Given a storage location, we're trying to determine if the location is stored before being loaded from, within this basic block. If this is not the case, then the value is "live" on entry to the block, meaning it must be known to be initialized. After computing this "local" information, we run an analysis on the control flow graph to determine if indeed, the value is initialized on entry to the block, regardless of which control flow path was taken to get there.
There are several ways to improve it, I think. The fundamental issue here is that instead of computing the liveness of all storage locations simultaneously, we're performing a separate dataflow analysis for each location. So even if the dataflow analysis requires no fixpoint iteration (so it's O(n) in the number of basic blocks) you're still going to get O(mn) run time where n is the number of blocks and m is the number of storage locations. This is completely unnecessary and could be eliminated with better book-keeping.
A smaller change would be to perhaps amend LiveOutBlockState
to record the indices of the store instructions that appear in the block, instead of a single HasNonLoadUse
boolean. After all, we scan each basic block to compute the LiveOutBlockState
originally, and then we're scanning each basic block again, for each value.

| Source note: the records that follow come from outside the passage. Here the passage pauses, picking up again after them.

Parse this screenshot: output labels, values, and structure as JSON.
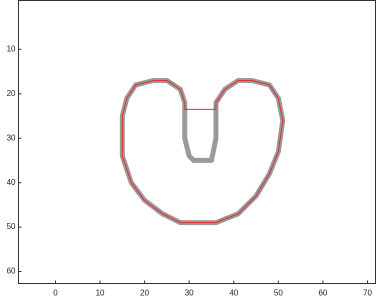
{
  "chart_data": {
    "type": "line",
    "xlim": [
      -8.3,
      71.8
    ],
    "ylim": [
      -1,
      62.7
    ],
    "y_reversed": true,
    "xticks": [
      0,
      10,
      20,
      30,
      40,
      50,
      60,
      70
    ],
    "yticks": [
      10,
      20,
      30,
      40,
      50,
      60
    ],
    "series": [
      {
        "color": "#9a9a9a",
        "width": 5,
        "x": [
          29,
          29,
          28,
          25,
          22,
          18,
          16,
          15,
          15,
          17,
          20,
          24,
          28,
          36,
          41,
          45,
          48,
          50,
          51,
          50,
          48,
          44,
          41,
          38,
          36,
          36,
          36,
          35,
          31,
          30,
          29,
          29
        ],
        "values": [
          23.5,
          22,
          19,
          17,
          17,
          18,
          21,
          25,
          34,
          40,
          44,
          47,
          49,
          49,
          47,
          43,
          38,
          33,
          26,
          21,
          18,
          17,
          17,
          19,
          22,
          23.5,
          30,
          35,
          35,
          34,
          30,
          23.5
        ]
      },
      {
        "color": "#e03030",
        "width": 1,
        "x": [
          29,
          29,
          28,
          25,
          22,
          18,
          16,
          15,
          15,
          17,
          20,
          24,
          28,
          36,
          41,
          45,
          48,
          50,
          51,
          50,
          48,
          44,
          41,
          38,
          36,
          36,
          29
        ],
        "values": [
          23.5,
          22,
          19,
          17,
          17,
          18,
          21,
          25,
          34,
          40,
          44,
          47,
          49,
          49,
          47,
          43,
          38,
          33,
          26,
          21,
          18,
          17,
          17,
          19,
          22,
          23.5,
          23.5
        ]
      }
    ]
  }
}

As you observed, in the limiting case where each 'basic block' is a single instruction there's no bottleneck, so there's nothing inherent about this algorithm that forces a quadratic amount of computation. It's just an artifact of the implementation.
As far as I know, neither the implementation nor the user-visible behavior of definite initialization is documented anywhere except for the source code. However, it is an instance of a Dataflow analysis, which is a topic covered in any compiler textbook, such as Engineering a Compiler. Dataflow analyses are often used to eliminate redundant loads and stores, detect loads of uninitialized memory, and so on.